Acceptance and Commitment Therapy (ACT) for Chronic Pain
Learning to live well, even when pain stays.
When you live with chronic pain, it can feel like your entire life shrinks around it. Plans get cancelled, movement becomes cautious, and energy is rationed. Understandably, the goal becomes to get rid of the pain. But what happens when the pain doesn’t go away?
That’s where Acceptance and Commitment Therapy (ACT) comes in.
What is ACT?
ACT (pronounced as the word “act”) is a form of therapy that helps people build a richer, more meaningful life — even when pain, sadness, or fear are present. Instead of fighting against uncomfortable sensations or emotions, ACT teaches you how to change your relationship with them.
The focus shifts from control to choice:
“Even if pain is here, how do I want to live today?”
The Six Core Processes of ACT
ACT uses six core processes to help you develop psychological flexibility — the ability to stay open, present, and engaged in what matters most, no matter what your body or mind throws at you.
Acceptance – Learning to make space for pain rather than resisting it. Resistance often amplifies suffering; acceptance allows us to respond rather than react.
Cognitive Defusion – Gaining distance from unhelpful thoughts (“I can’t handle this,” “I’m broken”) so they lose their power.
Being Present – Focusing on what’s happening right now, instead of reliving the past or fearing the future.
Self-as-Context – Seeing yourself as more than your pain or your thoughts — as an observer who experiences them, but is not defined by them.
Values – Clarifying what truly matters to you: family, creativity, independence, compassion, or contribution.
Committed Action – Taking small, consistent steps toward those values — even if discomfort is along for the ride.
Why ACT Works for Chronic Pain
ACT doesn’t promise to eliminate pain, but research shows it can transform how you live with it. Studies have found that ACT improves quality of life, reduces pain interference, and decreases distress — even when pain intensity remains unchanged.
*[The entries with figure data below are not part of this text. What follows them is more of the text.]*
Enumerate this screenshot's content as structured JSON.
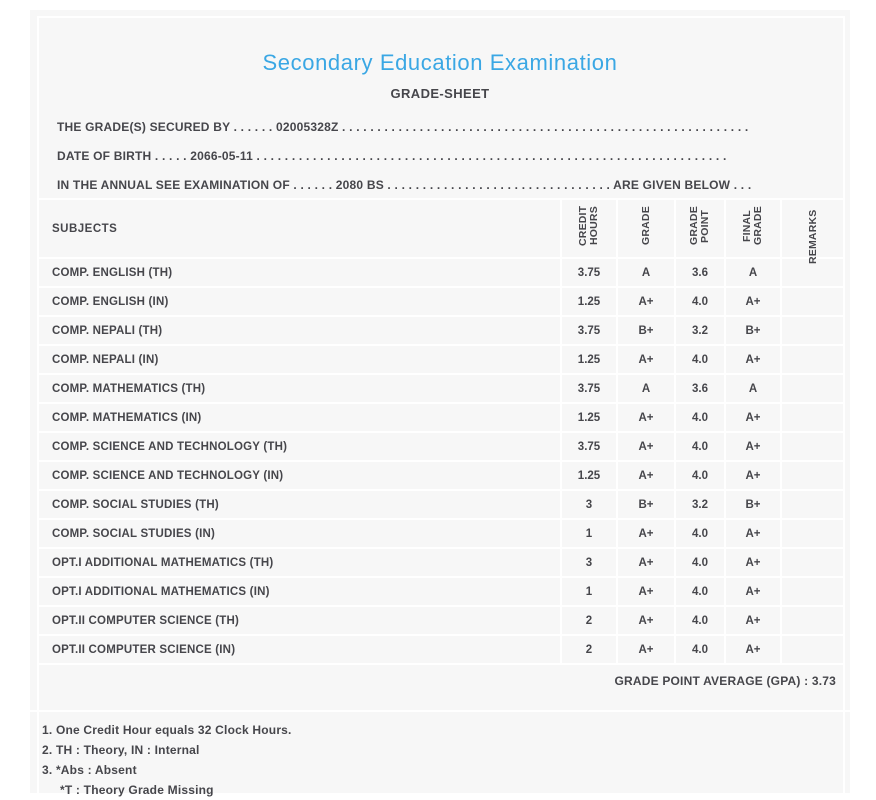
{
  "page": {
    "title": "Secondary Education Examination",
    "subtitle": "GRADE-SHEET"
  },
  "info_lines": [
    "THE GRADE(S) SECURED BY . . . . . . 02005328Z . . . . . . . . . . . . . . . . . . . . . . . . . . . . . . . . . . . . . . . . . . . . . . . . . . . . . . . . . .",
    "DATE OF BIRTH . . . . . 2066-05-11 . . . . . . . . . . . . . . . . . . . . . . . . . . . . . . . . . . . . . . . . . . . . . . . . . . . . . . . . . . . . . . . . . . .",
    "IN THE ANNUAL SEE EXAMINATION OF . . . . . . 2080 BS . . . . . . . . . . . . . . . . . . . . . . . . . . . . . . . . ARE GIVEN BELOW . . ."
  ],
  "table": {
    "headers": [
      "SUBJECTS",
      "CREDIT HOURS",
      "GRADE",
      "GRADE POINT",
      "FINAL GRADE",
      "REMARKS"
    ],
    "rows": [
      {
        "subject": "COMP. ENGLISH (TH)",
        "credit_hours": "3.75",
        "grade": "A",
        "grade_point": "3.6",
        "final_grade": "A",
        "remarks": ""
      },
      {
        "subject": "COMP. ENGLISH (IN)",
        "credit_hours": "1.25",
        "grade": "A+",
        "grade_point": "4.0",
        "final_grade": "A+",
        "remarks": ""
      },
      {
        "subject": "COMP. NEPALI (TH)",
        "credit_hours": "3.75",
        "grade": "B+",
        "grade_point": "3.2",
        "final_grade": "B+",
        "remarks": ""
      },
      {
        "subject": "COMP. NEPALI (IN)",
        "credit_hours": "1.25",
        "grade": "A+",
        "grade_point": "4.0",
        "final_grade": "A+",
        "remarks": ""
      },
      {
        "subject": "COMP. MATHEMATICS (TH)",
        "credit_hours": "3.75",
        "grade": "A",
        "grade_point": "3.6",
        "final_grade": "A",
        "remarks": ""
      },
      {
        "subject": "COMP. MATHEMATICS (IN)",
        "credit_hours": "1.25",
        "grade": "A+",
        "grade_point": "4.0",
        "final_grade": "A+",
        "remarks": ""
      },
      {
        "subject": "COMP. SCIENCE AND TECHNOLOGY (TH)",
        "credit_hours": "3.75",
        "grade": "A+",
        "grade_point": "4.0",
        "final_grade": "A+",
        "remarks": ""
      },
      {
        "subject": "COMP. SCIENCE AND TECHNOLOGY (IN)",
        "credit_hours": "1.25",
        "grade": "A+",
        "grade_point": "4.0",
        "final_grade": "A+",
        "remarks": ""
      },
      {
        "subject": "COMP. SOCIAL STUDIES (TH)",
        "credit_hours": "3",
        "grade": "B+",
        "grade_point": "3.2",
        "final_grade": "B+",
        "remarks": ""
      },
      {
        "subject": "COMP. SOCIAL STUDIES (IN)",
        "credit_hours": "1",
        "grade": "A+",
        "grade_point": "4.0",
        "final_grade": "A+",
        "remarks": ""
      },
      {
        "subject": "OPT.I ADDITIONAL MATHEMATICS (TH)",
        "credit_hours": "3",
        "grade": "A+",
        "grade_point": "4.0",
        "final_grade": "A+",
        "remarks": ""
      },
      {
        "subject": "OPT.I ADDITIONAL MATHEMATICS (IN)",
        "credit_hours": "1",
        "grade": "A+",
        "grade_point": "4.0",
        "final_grade": "A+",
        "remarks": ""
      },
      {
        "subject": "OPT.II COMPUTER SCIENCE (TH)",
        "credit_hours": "2",
        "grade": "A+",
        "grade_point": "4.0",
        "final_grade": "A+",
        "remarks": ""
      },
      {
        "subject": "OPT.II COMPUTER SCIENCE (IN)",
        "credit_hours": "2",
        "grade": "A+",
        "grade_point": "4.0",
        "final_grade": "A+",
        "remarks": ""
      }
    ]
  },
  "summary": {
    "gpa_text": "GRADE POINT AVERAGE (GPA) : 3.73"
  },
  "notes": [
    "1. One Credit Hour equals 32 Clock Hours.",
    "2. TH : Theory, IN : Internal",
    "3. *Abs : Absent",
    "*T : Theory Grade Missing"
  ],
  "colors": {
    "title_blue": "#3aa7e4",
    "panel_background": "#f7f7f7",
    "text": "#46464b",
    "grid_line": "#ffffff"
  }
}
By focusing on what you can control — your actions, attention, and values — ACT helps break the cycle of avoidance and despair that often accompanies chronic pain.
An Example
Imagine someone who values connection but has withdrawn from friends because socializing feels exhausting. Through ACT, they might begin to reconnect — maybe starting with a short phone call, a coffee date, or joining an online support group. The pain might still be there, but life becomes bigger again.
ACT in Practice
In therapy or group sessions, ACT might include mindfulness exercises, values clarification worksheets, and small behavioural experiments that align with your goals. Over time, this approach builds resilience and flexibility — essential ingredients for living well with pain.
The Heart of ACT
At its core, ACT is about learning to say:
“Pain may be part of my life, but it doesn’t have to be the driver of it.”